The primary function of a luggage belt is to hold a suitcase closed while the bag is being handled by airport and airline personnel and during the course of travel. Therefore, it is important to consider the strap's durability. Check the material from which the strap is constructed, which, ideally, would be durable nylon or some other very rugged material. The latch and fittings on the belt should also be checked for durability. Avoid lightweight plastic latches and fittings, as these are prone to failure during rough handling.
Modern luggage is often somewhat bland, and a well-chosen luggage belt can make the process of identifying one particular black suitcase much less arduous at the end of a long flight. A brightly-colored luggage belt can be a useful way to easily identify your suitcase. Combining two belts of different colors may make your suitcase look a bit garish, but it practically guarantees that it will be uniquely identifiable.

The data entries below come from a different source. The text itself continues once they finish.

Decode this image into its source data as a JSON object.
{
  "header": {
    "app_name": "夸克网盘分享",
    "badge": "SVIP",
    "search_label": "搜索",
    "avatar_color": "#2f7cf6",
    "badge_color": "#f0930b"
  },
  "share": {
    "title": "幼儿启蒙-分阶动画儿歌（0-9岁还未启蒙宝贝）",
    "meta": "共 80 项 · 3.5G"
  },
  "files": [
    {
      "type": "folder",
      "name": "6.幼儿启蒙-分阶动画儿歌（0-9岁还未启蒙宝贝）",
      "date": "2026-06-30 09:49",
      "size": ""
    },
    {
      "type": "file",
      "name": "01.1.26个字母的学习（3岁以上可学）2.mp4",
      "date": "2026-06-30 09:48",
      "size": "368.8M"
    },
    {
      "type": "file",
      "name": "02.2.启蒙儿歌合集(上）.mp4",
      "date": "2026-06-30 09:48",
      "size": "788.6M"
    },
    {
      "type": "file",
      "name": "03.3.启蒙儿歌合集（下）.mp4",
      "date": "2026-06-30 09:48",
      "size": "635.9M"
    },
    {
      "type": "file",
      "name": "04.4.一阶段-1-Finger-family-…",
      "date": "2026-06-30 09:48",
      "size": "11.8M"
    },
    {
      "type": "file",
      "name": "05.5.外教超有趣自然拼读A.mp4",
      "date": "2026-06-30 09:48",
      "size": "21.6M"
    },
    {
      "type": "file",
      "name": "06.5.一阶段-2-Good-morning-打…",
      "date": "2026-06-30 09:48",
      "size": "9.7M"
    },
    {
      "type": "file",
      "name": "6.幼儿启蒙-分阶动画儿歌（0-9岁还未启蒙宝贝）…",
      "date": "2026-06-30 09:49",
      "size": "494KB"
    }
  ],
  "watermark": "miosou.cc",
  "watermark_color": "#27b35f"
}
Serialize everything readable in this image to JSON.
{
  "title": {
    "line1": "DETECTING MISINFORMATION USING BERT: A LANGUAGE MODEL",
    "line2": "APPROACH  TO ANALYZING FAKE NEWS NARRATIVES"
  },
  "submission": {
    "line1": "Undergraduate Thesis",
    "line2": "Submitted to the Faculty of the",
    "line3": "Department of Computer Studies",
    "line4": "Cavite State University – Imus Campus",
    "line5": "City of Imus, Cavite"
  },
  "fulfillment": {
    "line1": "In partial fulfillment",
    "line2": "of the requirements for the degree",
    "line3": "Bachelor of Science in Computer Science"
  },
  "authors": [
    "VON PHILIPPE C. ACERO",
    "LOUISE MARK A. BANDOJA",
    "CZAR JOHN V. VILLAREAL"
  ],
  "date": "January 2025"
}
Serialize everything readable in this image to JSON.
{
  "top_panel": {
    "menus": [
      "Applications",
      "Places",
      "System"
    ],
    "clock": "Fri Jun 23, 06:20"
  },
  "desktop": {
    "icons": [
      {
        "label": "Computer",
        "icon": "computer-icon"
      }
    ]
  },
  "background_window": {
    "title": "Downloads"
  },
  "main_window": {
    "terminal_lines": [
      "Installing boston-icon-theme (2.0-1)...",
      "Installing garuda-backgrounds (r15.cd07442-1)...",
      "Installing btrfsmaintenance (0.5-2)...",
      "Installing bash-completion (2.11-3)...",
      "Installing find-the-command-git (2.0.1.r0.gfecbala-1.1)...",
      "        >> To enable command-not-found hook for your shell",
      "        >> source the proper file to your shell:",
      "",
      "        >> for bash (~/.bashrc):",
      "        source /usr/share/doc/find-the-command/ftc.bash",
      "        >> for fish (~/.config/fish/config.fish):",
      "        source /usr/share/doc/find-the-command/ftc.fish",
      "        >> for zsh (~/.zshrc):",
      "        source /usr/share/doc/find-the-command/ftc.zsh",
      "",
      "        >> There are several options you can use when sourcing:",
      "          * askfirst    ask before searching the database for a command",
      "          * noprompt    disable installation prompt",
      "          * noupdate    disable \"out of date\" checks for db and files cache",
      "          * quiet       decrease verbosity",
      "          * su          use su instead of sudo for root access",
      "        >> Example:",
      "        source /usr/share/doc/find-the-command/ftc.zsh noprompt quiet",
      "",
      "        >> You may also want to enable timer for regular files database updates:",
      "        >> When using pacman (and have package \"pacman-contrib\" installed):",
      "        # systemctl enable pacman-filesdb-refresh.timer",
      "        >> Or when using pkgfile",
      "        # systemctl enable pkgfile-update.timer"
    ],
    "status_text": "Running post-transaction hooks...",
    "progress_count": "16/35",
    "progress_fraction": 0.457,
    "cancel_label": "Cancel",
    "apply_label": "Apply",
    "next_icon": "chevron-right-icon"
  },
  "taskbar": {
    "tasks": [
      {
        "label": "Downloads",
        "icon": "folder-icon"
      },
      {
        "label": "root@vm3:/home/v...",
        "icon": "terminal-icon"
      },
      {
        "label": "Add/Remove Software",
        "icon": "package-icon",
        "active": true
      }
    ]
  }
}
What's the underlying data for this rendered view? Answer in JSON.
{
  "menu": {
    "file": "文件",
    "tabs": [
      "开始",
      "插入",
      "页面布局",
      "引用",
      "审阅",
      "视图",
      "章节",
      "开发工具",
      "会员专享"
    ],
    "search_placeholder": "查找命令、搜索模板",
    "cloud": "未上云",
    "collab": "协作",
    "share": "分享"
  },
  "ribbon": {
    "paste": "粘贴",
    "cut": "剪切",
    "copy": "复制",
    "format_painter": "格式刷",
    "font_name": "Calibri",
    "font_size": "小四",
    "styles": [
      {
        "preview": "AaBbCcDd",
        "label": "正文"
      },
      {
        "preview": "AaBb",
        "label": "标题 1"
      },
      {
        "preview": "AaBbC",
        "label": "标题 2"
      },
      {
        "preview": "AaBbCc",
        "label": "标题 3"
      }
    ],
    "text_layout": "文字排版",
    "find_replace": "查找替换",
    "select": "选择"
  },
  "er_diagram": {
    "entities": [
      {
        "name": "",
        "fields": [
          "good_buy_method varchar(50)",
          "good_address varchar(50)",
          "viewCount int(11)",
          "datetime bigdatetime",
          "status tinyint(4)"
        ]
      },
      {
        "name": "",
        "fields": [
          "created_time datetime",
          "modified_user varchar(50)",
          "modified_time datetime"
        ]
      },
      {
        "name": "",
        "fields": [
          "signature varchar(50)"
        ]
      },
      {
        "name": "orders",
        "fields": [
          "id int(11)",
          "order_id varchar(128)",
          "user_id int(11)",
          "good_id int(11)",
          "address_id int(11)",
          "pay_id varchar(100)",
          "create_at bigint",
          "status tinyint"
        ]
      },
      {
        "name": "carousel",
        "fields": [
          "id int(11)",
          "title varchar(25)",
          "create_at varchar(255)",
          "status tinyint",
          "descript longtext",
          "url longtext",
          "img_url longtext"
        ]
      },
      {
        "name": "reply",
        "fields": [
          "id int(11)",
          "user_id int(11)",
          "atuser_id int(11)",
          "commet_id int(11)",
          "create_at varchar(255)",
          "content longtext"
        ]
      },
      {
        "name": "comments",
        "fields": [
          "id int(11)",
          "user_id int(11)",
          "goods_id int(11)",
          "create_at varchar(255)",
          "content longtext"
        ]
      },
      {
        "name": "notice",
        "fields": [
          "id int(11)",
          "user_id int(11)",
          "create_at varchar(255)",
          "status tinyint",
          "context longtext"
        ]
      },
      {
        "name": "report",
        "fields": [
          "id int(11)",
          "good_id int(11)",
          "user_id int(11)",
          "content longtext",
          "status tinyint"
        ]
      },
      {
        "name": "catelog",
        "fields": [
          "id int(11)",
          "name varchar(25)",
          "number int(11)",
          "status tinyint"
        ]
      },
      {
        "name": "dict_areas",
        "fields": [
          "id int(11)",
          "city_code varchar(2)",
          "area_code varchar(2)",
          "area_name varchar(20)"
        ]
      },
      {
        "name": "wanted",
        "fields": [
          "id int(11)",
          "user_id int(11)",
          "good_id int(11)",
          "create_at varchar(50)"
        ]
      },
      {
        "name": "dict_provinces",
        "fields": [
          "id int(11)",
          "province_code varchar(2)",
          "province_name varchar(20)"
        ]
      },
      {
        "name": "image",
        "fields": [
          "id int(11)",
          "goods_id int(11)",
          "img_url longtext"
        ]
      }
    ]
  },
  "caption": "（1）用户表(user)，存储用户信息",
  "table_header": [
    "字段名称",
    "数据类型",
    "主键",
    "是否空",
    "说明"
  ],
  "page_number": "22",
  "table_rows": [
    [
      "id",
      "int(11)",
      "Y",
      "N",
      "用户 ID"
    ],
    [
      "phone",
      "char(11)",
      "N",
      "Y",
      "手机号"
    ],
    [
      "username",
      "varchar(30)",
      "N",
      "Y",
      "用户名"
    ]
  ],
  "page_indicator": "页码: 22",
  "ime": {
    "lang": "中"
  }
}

In some cases, luggage belts are meant to provide a degree of additional security against luggage theft or tampering. If this is your concern, the strength of the belt and buckle remain of paramount importance. Evaluate the locking mechanism carefully. Make sure that it is both easy to use and durably constructed.
Remember contemporary airport safety rules when shopping for a luggage belt. Most national aviation security agencies have rules concerning which sorts of belts and locking mechanisms are allowed. The Transportation Security Administration in the United States, for example, has a strong preference for belts and locking mechanisms from an authorized list of manufacturers, who provide screening agents with the tools to open these locks easily and then re-attach them. Belts and locks that do not meet local rules and standards may be cut or forced open to allow bags to be searched.